- The paper introduces a unified OCR model that integrates diverse optical signals via a three-stage process involving pre-training, joint-training, and post-training customization.
- It employs an efficient VitDet-based image encoder and a Qwen decoder, outperforming state-of-the-art systems in plain document, scene text, and formatted text recognition.
- GOT reduces operational complexity and enhances scalability across tasks, setting the stage for a transformative shift towards OCR-2.0.
General OCR Theory: Towards OCR-2.0 via a Unified End-to-end Model
Introduction
Optical Character Recognition (OCR) has been a cornerstone technology for digitizing and processing text embedded in images. This paper introduces General OCR Theory, heralding the advent of OCR-2.0 facilitated by the introduction of a novel model, General OCR Theory (GOT). The paradigm shift from OCR-1.0, characterized by modular pipelines with high maintenance and specificity, gives way to a unified model that integrates diverse optical signals such as plain texts, mathematical formulas, and molecular structures into a single, efficient system. This transition addresses the limitations of traditional OCR systems and emerging large vision-LLMs (LVLMs) that focus heavily on visual reasoning over perception.
Model Architecture
The GOT framework is architecturally driven by simplicity and efficiency through a three-stage process involving pre-training, joint-training, and post-training customization. The architecture comprises an image encoder capable of high compression, a linear connector, and a versatile language decoder. The encoder is designed using the VitDet approach, allowing optimal handling of high-resolution inputs while reducing token dimensionality. The decoder utilizes Qwen with 500M parameters, which supports long-context scenarios necessary for various OCR tasks.
Figure 1: GOT supports a wide range of optical image types and tasks, from music sheets to molecular formulas.
Data Engine and Training Strategy
To support the comprehensive OCR-2.0 remit, an intricate data generation process was employed, leveraging six rendering tools to synthesize diverse datasets. This involves capturing scene and document OCR data, formatted text, and non-traditional inputs like sheet music and charts. A unique aspect of this data strategy is the ability to efficiently produce structured outputs in Mathpix markdown or other formats crucial for specific application domains.
Figure 2: GOT leverages multiple rendering engines to excel in diverse OCR scenarios, enhancing model performance across tasks.
The pre-training phase optimizes the vision encoder using a small-scale decoder to ensure low GPU resource utilization, whereas the joint-training phase scales up the OCR tasks knowledge by integrating larger datasets. The post-training focuses on enhancing custom features such as fine-grained and dynamic resolution OCR.
Evaluation and Results
Comprehensive evaluations across multiple OCR tasks demonstrate GOT's superlative performance. Key results include outperforming state-of-the-art systems in plain document OCR, scene text recognition, and formatted text extraction. Additionally, GOT showcased its strength in handling complex, fine-grained OCR tasks where precision and adaptability are critical.
Figure 3: GOT excels in formatted OCR tasks, handling diverse input forms with high accuracy.

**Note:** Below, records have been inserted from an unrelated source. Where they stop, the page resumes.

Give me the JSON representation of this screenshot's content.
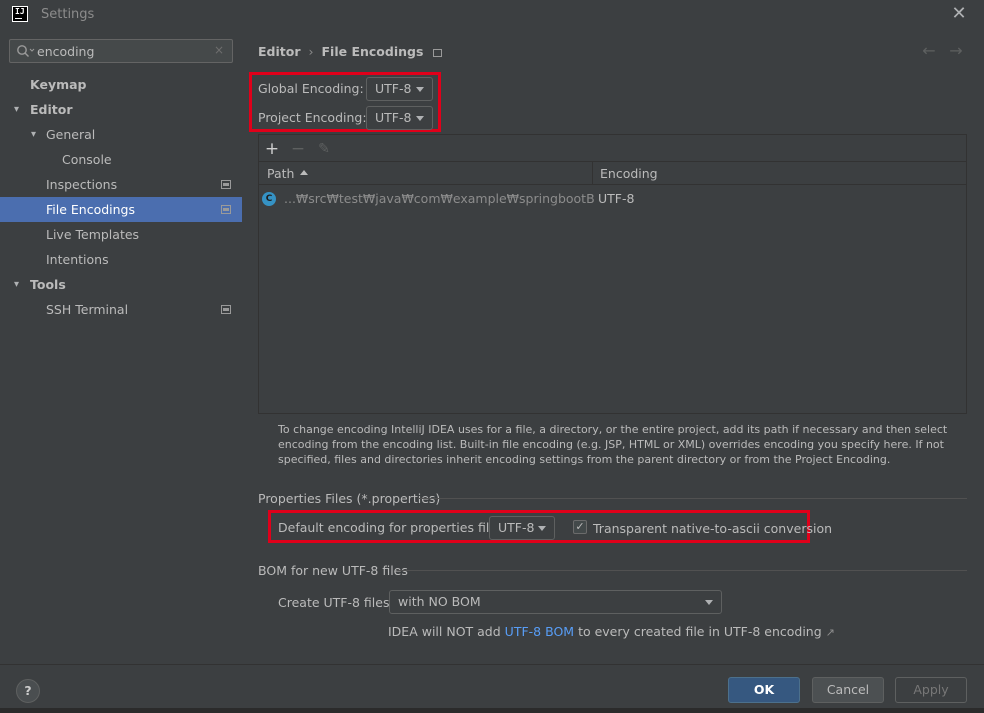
{
  "window": {
    "title": "Settings",
    "logo": "IJ",
    "close_icon": "close-icon"
  },
  "sidebar": {
    "search": {
      "value": "encoding",
      "clear": "×"
    },
    "items": [
      {
        "label": "Keymap",
        "bold": true
      },
      {
        "label": "Editor",
        "bold": true,
        "expanded": true
      },
      {
        "label": "General",
        "expanded": true
      },
      {
        "label": "Console"
      },
      {
        "label": "Inspections",
        "project_icon": true
      },
      {
        "label": "File Encodings",
        "project_icon": true,
        "selected": true
      },
      {
        "label": "Live Templates"
      },
      {
        "label": "Intentions"
      },
      {
        "label": "Tools",
        "bold": true,
        "expanded": true
      },
      {
        "label": "SSH Terminal",
        "project_icon": true
      }
    ]
  },
  "breadcrumb": {
    "parent": "Editor",
    "separator": "›",
    "current": "File Encodings"
  },
  "encodings": {
    "global_label": "Global Encoding:",
    "global_value": "UTF-8",
    "project_label": "Project Encoding:",
    "project_value": "UTF-8"
  },
  "table": {
    "toolbar": {
      "add": "+",
      "remove": "−",
      "edit": "✎"
    },
    "columns": {
      "path": "Path",
      "encoding": "Encoding"
    },
    "rows": [
      {
        "icon": "C",
        "path": "...₩src₩test₩java₩com₩example₩springbootBoard₩conf",
        "encoding": "UTF-8"
      }
    ]
  },
  "help_text": "To change encoding IntelliJ IDEA uses for a file, a directory, or the entire project, add its path if necessary and then select encoding from the encoding list. Built-in file encoding (e.g. JSP, HTML or XML) overrides encoding you specify here. If not specified, files and directories inherit encoding settings from the parent directory or from the Project Encoding.",
  "properties": {
    "section_title": "Properties Files (*.properties)",
    "default_label": "Default encoding for properties files:",
    "default_value": "UTF-8",
    "transparent_checked": true,
    "transparent_label": "Transparent native-to-ascii conversion"
  },
  "bom": {
    "section_title": "BOM for new UTF-8 files",
    "create_label": "Create UTF-8 files:",
    "create_value": "with NO BOM",
    "note_prefix": "IDEA will NOT add",
    "note_link": "UTF-8 BOM",
    "note_suffix": "to every created file in UTF-8 encoding",
    "note_arrow": "↗"
  },
  "footer": {
    "help": "?",
    "ok": "OK",
    "cancel": "Cancel",
    "apply": "Apply"
  },
  "colors": {
    "accent": "#4b6eaf",
    "highlight": "#e0001a",
    "link": "#589df6"
  }
}
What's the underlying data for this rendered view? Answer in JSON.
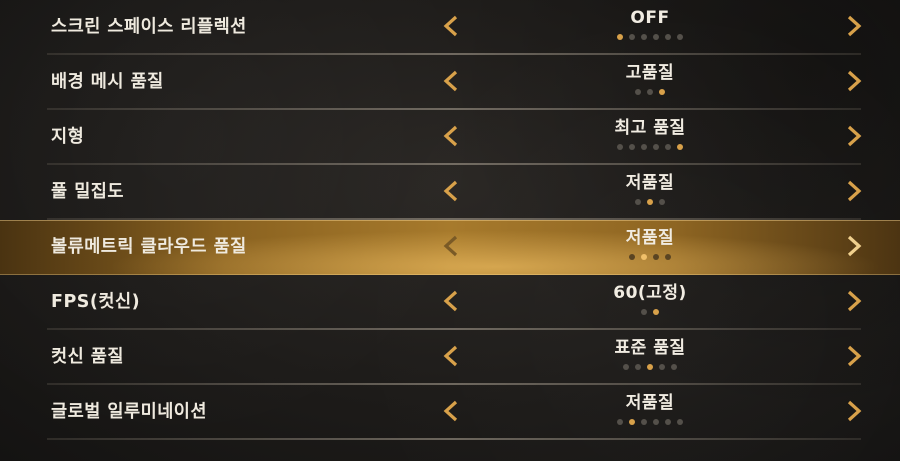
{
  "colors": {
    "accent": "#d8a14a",
    "dot_inactive": "#54504a",
    "text": "#efeadf",
    "selected_highlight": "#a77a2c"
  },
  "icons": {
    "left": "chevron-left-icon",
    "right": "chevron-right-icon"
  },
  "settings": [
    {
      "label": "스크린 스페이스 리플렉션",
      "value": "OFF",
      "levels": 6,
      "active": 0
    },
    {
      "label": "배경 메시 품질",
      "value": "고품질",
      "levels": 3,
      "active": 2
    },
    {
      "label": "지형",
      "value": "최고 품질",
      "levels": 6,
      "active": 5
    },
    {
      "label": "풀 밀집도",
      "value": "저품질",
      "levels": 3,
      "active": 1
    },
    {
      "label": "볼류메트릭 클라우드 품질",
      "value": "저품질",
      "levels": 4,
      "active": 1
    },
    {
      "label": "FPS(컷신)",
      "value": "60(고정)",
      "levels": 2,
      "active": 1
    },
    {
      "label": "컷신 품질",
      "value": "표준 품질",
      "levels": 5,
      "active": 2
    },
    {
      "label": "글로벌 일루미네이션",
      "value": "저품질",
      "levels": 6,
      "active": 1
    }
  ]
}
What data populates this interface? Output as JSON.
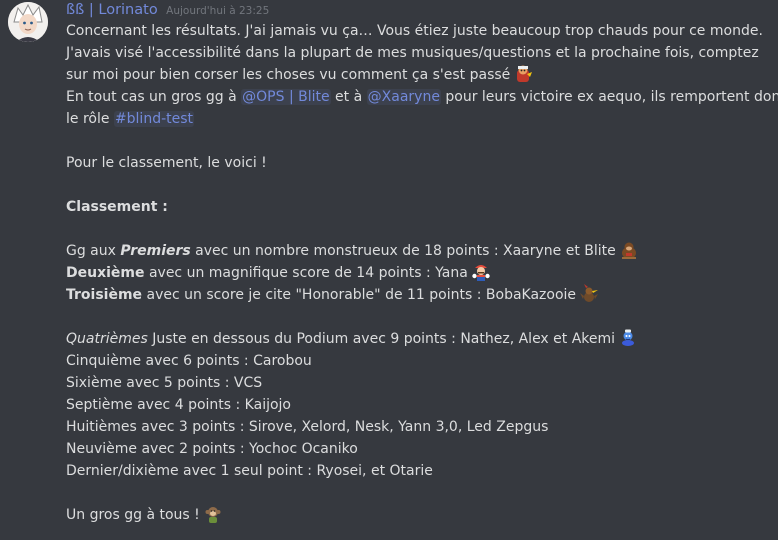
{
  "message": {
    "author": "ßß | Lorinato",
    "timestamp": "Aujourd'hui à 23:25",
    "lines": {
      "l1": "Concernant les résultats. J'ai jamais vu ça… Vous étiez juste beaucoup trop chauds pour ce monde.",
      "l2": "J'avais visé l'accessibilité dans la plupart de mes musiques/questions et la prochaine fois, comptez",
      "l3": "sur moi pour bien corser les choses vu comment ça s'est passé",
      "l4_a": "En tout cas un gros gg à ",
      "l4_mention1": "@OPS | Blite",
      "l4_b": " et à ",
      "l4_mention2": "@Xaaryne",
      "l4_c": " pour leurs victoire ex aequo, ils remportent donc",
      "l5_a": "le rôle ",
      "l5_channel": "#blind-test",
      "l6": "Pour le classement, le voici !",
      "l7": "Classement :",
      "l8_a": "Gg aux ",
      "l8_bold": "Premiers",
      "l8_b": " avec un nombre monstrueux de 18 points : Xaaryne et Blite",
      "l9_bold": "Deuxième",
      "l9_b": " avec un magnifique score de 14 points : Yana",
      "l10_bold": "Troisième",
      "l10_b": " avec un score je cite \"Honorable\" de 11 points : BobaKazooie",
      "l11_italic": "Quatrièmes",
      "l11_b": " Juste en dessous du Podium avec 9 points : Nathez, Alex et Akemi",
      "l12": "Cinquième avec 6 points : Carobou",
      "l13": "Sixième avec 5 points : VCS",
      "l14": "Septième avec 4 points : Kaijojo",
      "l15": "Huitièmes avec 3 points : Sirove, Xelord, Nesk, Yann 3,0, Led Zepgus",
      "l16": "Neuvième avec 2 points : Yochoc Ocaniko",
      "l17": "Dernier/dixième avec 1 seul point : Ryosei, et Otarie",
      "l18": "Un gros gg à tous !"
    },
    "emojis": {
      "l3": "banjo-kazooie-emoji",
      "l8": "donkey-kong-emoji",
      "l9": "mario-emoji",
      "l10": "kazooie-emoji",
      "l11": "genie-emoji",
      "l18": "monkey-emoji"
    }
  },
  "colors": {
    "background": "#36393f",
    "text": "#dcddde",
    "username": "#7289da",
    "mention": "#7289da",
    "timestamp": "#72767d"
  }
}
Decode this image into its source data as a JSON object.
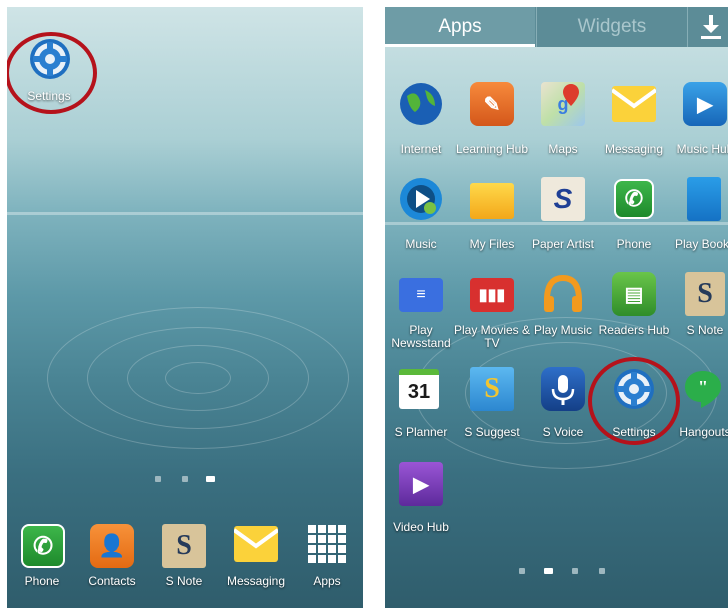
{
  "home": {
    "settings_label": "Settings",
    "dock": [
      {
        "label": "Phone",
        "icon": "phone-icon"
      },
      {
        "label": "Contacts",
        "icon": "contacts-icon"
      },
      {
        "label": "S Note",
        "icon": "s-note-icon"
      },
      {
        "label": "Messaging",
        "icon": "messaging-icon"
      },
      {
        "label": "Apps",
        "icon": "apps-grid-icon"
      }
    ],
    "page_count": 3,
    "active_page": 3
  },
  "drawer": {
    "tabs": {
      "apps": "Apps",
      "widgets": "Widgets"
    },
    "download_icon": "download-icon",
    "apps": [
      {
        "label": "Internet",
        "icon": "globe-icon"
      },
      {
        "label": "Learning Hub",
        "icon": "learning-hub-icon"
      },
      {
        "label": "Maps",
        "icon": "maps-icon"
      },
      {
        "label": "Messaging",
        "icon": "messaging-icon"
      },
      {
        "label": "Music Hub",
        "icon": "music-hub-icon"
      },
      {
        "label": "Music",
        "icon": "music-icon"
      },
      {
        "label": "My Files",
        "icon": "folder-icon"
      },
      {
        "label": "Paper Artist",
        "icon": "paper-artist-icon"
      },
      {
        "label": "Phone",
        "icon": "phone-icon"
      },
      {
        "label": "Play Books",
        "icon": "play-books-icon"
      },
      {
        "label": "Play Newsstand",
        "icon": "newsstand-icon"
      },
      {
        "label": "Play Movies & TV",
        "icon": "film-icon"
      },
      {
        "label": "Play Music",
        "icon": "headphones-icon"
      },
      {
        "label": "Readers Hub",
        "icon": "readers-hub-icon"
      },
      {
        "label": "S Note",
        "icon": "s-note-icon"
      },
      {
        "label": "S Planner",
        "icon": "calendar-icon"
      },
      {
        "label": "S Suggest",
        "icon": "s-suggest-icon"
      },
      {
        "label": "S Voice",
        "icon": "microphone-icon"
      },
      {
        "label": "Settings",
        "icon": "gear-icon"
      },
      {
        "label": "Hangouts",
        "icon": "hangouts-icon"
      },
      {
        "label": "Video Hub",
        "icon": "video-hub-icon"
      }
    ],
    "calendar_day": "31",
    "page_count": 4,
    "active_page": 2
  },
  "colors": {
    "highlight_ring": "#b5121b"
  }
}
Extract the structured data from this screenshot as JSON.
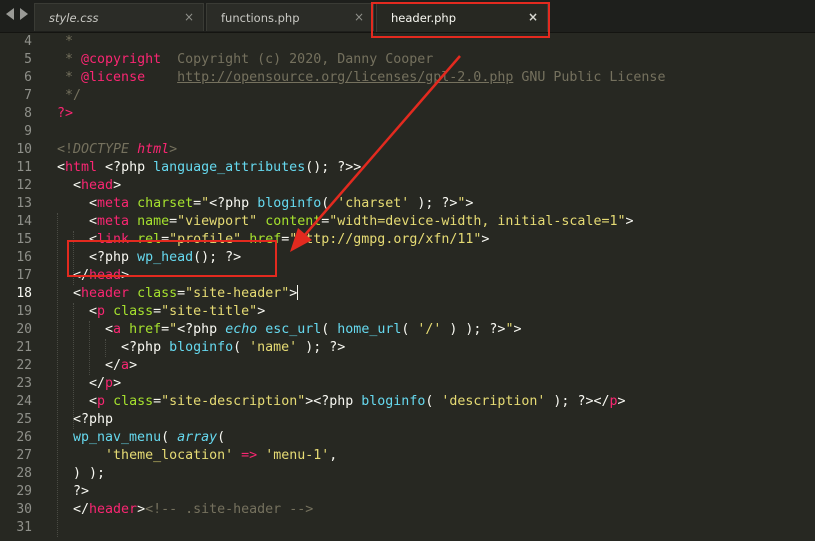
{
  "tabs": [
    {
      "label": "style.css",
      "close": "×",
      "active": false
    },
    {
      "label": "functions.php",
      "close": "×",
      "active": false
    },
    {
      "label": "header.php",
      "close": "×",
      "active": true
    }
  ],
  "line_numbers": [
    "4",
    "5",
    "6",
    "7",
    "8",
    "9",
    "10",
    "11",
    "12",
    "13",
    "14",
    "15",
    "16",
    "17",
    "18",
    "19",
    "20",
    "21",
    "22",
    "23",
    "24",
    "25",
    "26",
    "27",
    "28",
    "29",
    "30",
    "31"
  ],
  "current_line": "18",
  "code": {
    "l4": [
      " *"
    ],
    "l5": [
      " * ",
      "@copyright",
      "  Copyright (c) 2020, Danny Cooper"
    ],
    "l6": [
      " * ",
      "@license",
      "    ",
      "http://opensource.org/licenses/gpl-2.0.php",
      " GNU Public License"
    ],
    "l7": [
      " */"
    ],
    "l8": [
      "?>"
    ],
    "l10": [
      "<!",
      "DOCTYPE",
      " ",
      "html",
      ">"
    ],
    "l11": [
      "<",
      "html",
      " <?php ",
      "language_attributes",
      "(); ?>",
      ">"
    ],
    "l12": [
      "  <",
      "head",
      ">"
    ],
    "l13": [
      "    <",
      "meta",
      " ",
      "charset",
      "=",
      "\"",
      "<?php ",
      "bloginfo",
      "( ",
      "'charset'",
      " ); ?>",
      "\"",
      ">"
    ],
    "l14": [
      "    <",
      "meta",
      " ",
      "name",
      "=",
      "\"viewport\"",
      " ",
      "content",
      "=",
      "\"width=device-width, initial-scale=1\"",
      ">"
    ],
    "l15": [
      "    <",
      "link",
      " ",
      "rel",
      "=",
      "\"profile\"",
      " ",
      "href",
      "=",
      "\"http://gmpg.org/xfn/11\"",
      ">"
    ],
    "l16": [
      "    <?php ",
      "wp_head",
      "(); ?>"
    ],
    "l17": [
      "  </",
      "head",
      ">"
    ],
    "l18": [
      "  <",
      "header",
      " ",
      "class",
      "=",
      "\"site-header\"",
      ">"
    ],
    "l19": [
      "    <",
      "p",
      " ",
      "class",
      "=",
      "\"site-title\"",
      ">"
    ],
    "l20": [
      "      <",
      "a",
      " ",
      "href",
      "=",
      "\"",
      "<?php ",
      "echo",
      " ",
      "esc_url",
      "( ",
      "home_url",
      "( ",
      "'/'",
      " ) ); ?>",
      "\"",
      ">"
    ],
    "l21": [
      "        <?php ",
      "bloginfo",
      "( ",
      "'name'",
      " ); ?>"
    ],
    "l22": [
      "      </",
      "a",
      ">"
    ],
    "l23": [
      "    </",
      "p",
      ">"
    ],
    "l24": [
      "    <",
      "p",
      " ",
      "class",
      "=",
      "\"site-description\"",
      ">",
      "<?php ",
      "bloginfo",
      "( ",
      "'description'",
      " ); ?>",
      "</",
      "p",
      ">"
    ],
    "l25": [
      "  <?php"
    ],
    "l26": [
      "  ",
      "wp_nav_menu",
      "( ",
      "array",
      "("
    ],
    "l27": [
      "      ",
      "'theme_location'",
      " ",
      "=>",
      " ",
      "'menu-1'",
      ","
    ],
    "l28": [
      "  ) );"
    ],
    "l29": [
      "  ?>"
    ],
    "l30": [
      "  </",
      "header",
      ">",
      "<!-- .site-header -->"
    ],
    "l31": [
      ""
    ]
  },
  "colors": {
    "editor_bg": "#272822",
    "annotation": "#e32a1f",
    "tag": "#f92672",
    "string": "#e6db74",
    "attribute": "#a6e22e",
    "function": "#66d9ef",
    "comment": "#75715e"
  },
  "icons": [
    "nav-left-icon",
    "nav-right-icon",
    "tab-close-icon",
    "annotation-arrow"
  ]
}
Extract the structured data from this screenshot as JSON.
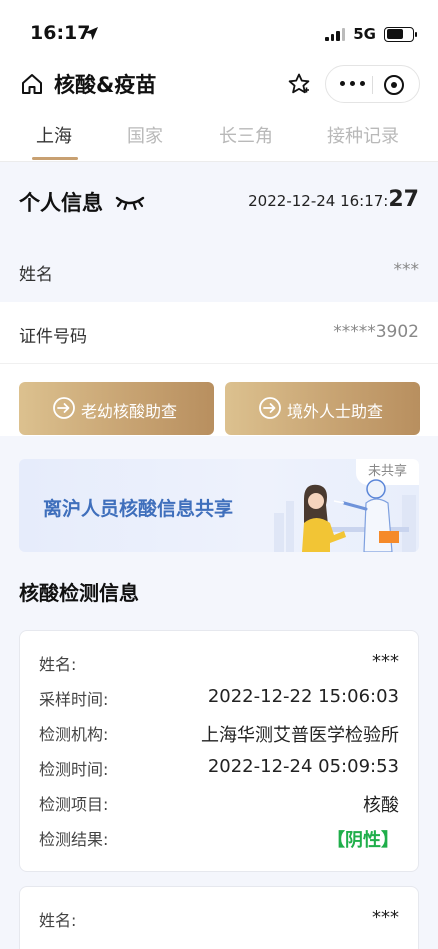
{
  "status_bar": {
    "time": "16:17",
    "network": "5G"
  },
  "nav": {
    "title": "核酸&疫苗"
  },
  "tabs": [
    {
      "label": "上海",
      "active": true
    },
    {
      "label": "国家",
      "active": false
    },
    {
      "label": "长三角",
      "active": false
    },
    {
      "label": "接种记录",
      "active": false
    }
  ],
  "personal_info": {
    "title": "个人信息",
    "timestamp": "2022-12-24 16:17:",
    "timestamp_seconds": "27",
    "name_label": "姓名",
    "name_value": "***",
    "id_label": "证件号码",
    "id_value": "*****3902"
  },
  "buttons": {
    "elderly_child": "老幼核酸助查",
    "foreigner": "境外人士助查"
  },
  "banner": {
    "text": "离沪人员核酸信息共享",
    "badge": "未共享"
  },
  "test_section": {
    "title": "核酸检测信息"
  },
  "records": [
    {
      "name_label": "姓名:",
      "name": "***",
      "sample_time_label": "采样时间:",
      "sample_time": "2022-12-22 15:06:03",
      "institution_label": "检测机构:",
      "institution": "上海华测艾普医学检验所",
      "test_time_label": "检测时间:",
      "test_time": "2022-12-24 05:09:53",
      "item_label": "检测项目:",
      "item": "核酸",
      "result_label": "检测结果:",
      "result": "【阴性】"
    },
    {
      "name_label": "姓名:",
      "name": "***"
    }
  ],
  "colors": {
    "accent_gold": "#c8a071",
    "banner_blue": "#3f6fbc",
    "negative_green": "#1fae4a",
    "page_bg": "#f4f6fc"
  }
}
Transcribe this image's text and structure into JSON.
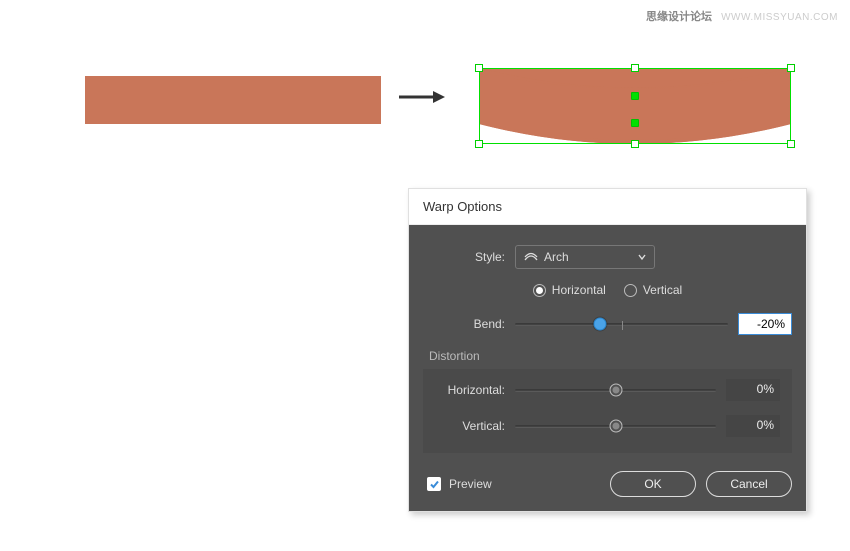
{
  "watermark": {
    "cn": "思缘设计论坛",
    "en": "WWW.MISSYUAN.COM"
  },
  "dialog": {
    "title": "Warp Options",
    "style_label": "Style:",
    "style_value": "Arch",
    "orientation": {
      "horizontal": "Horizontal",
      "vertical": "Vertical",
      "selected": "horizontal"
    },
    "bend": {
      "label": "Bend:",
      "value": "-20%",
      "position_pct": 40
    },
    "distortion": {
      "section_label": "Distortion",
      "horizontal_label": "Horizontal:",
      "horizontal_value": "0%",
      "horizontal_position_pct": 50,
      "vertical_label": "Vertical:",
      "vertical_value": "0%",
      "vertical_position_pct": 50
    },
    "preview_label": "Preview",
    "preview_checked": true,
    "ok_label": "OK",
    "cancel_label": "Cancel"
  },
  "shapes": {
    "color": "#c97659",
    "selection_color": "#00e000"
  }
}
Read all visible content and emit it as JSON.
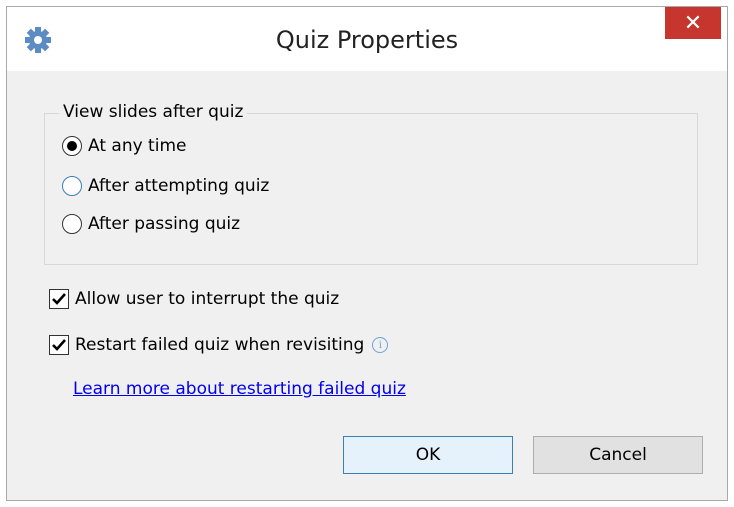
{
  "window": {
    "title": "Quiz Properties",
    "close_glyph": "✕"
  },
  "icons": {
    "settings": "gear-icon",
    "close": "close-icon",
    "info": "info-icon"
  },
  "view_slides": {
    "legend": "View slides after quiz",
    "options": [
      {
        "label": "At any time",
        "checked": true
      },
      {
        "label": "After attempting quiz",
        "checked": false
      },
      {
        "label": "After passing quiz",
        "checked": false
      }
    ]
  },
  "checkboxes": {
    "allow_interrupt": {
      "label": "Allow user to interrupt the quiz",
      "checked": true
    },
    "restart_failed": {
      "label": "Restart failed quiz when revisiting",
      "checked": true
    }
  },
  "info_glyph": "i",
  "link_text": "Learn more about restarting failed quiz",
  "buttons": {
    "ok": "OK",
    "cancel": "Cancel"
  },
  "colors": {
    "close_bg": "#c7352f",
    "link": "#0000ee",
    "accent": "#3c7fb1",
    "gear": "#5b8cc4"
  }
}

The model's ability to manage more general OCR tasks, exemplified by its performance on charts and sheet music, underline its versatility and alignment with the evolving demands of text-centric image understanding.
Conclusion
GOT facilitates a transformative approach to OCR by unifying various data types and tasks into a single end-to-end model. This shift not only reduces operational complexity but enhances scalability and applicability across domains. The integration of robust data engines and a flexible architecture positions GOT as a pivotal model in advancing towards OCR-2.0, promising broader applicability and efficiency. The journey towards full realization of OCR-2.0 continues, with future focus on expanding language support and refining complex geometric recognitions.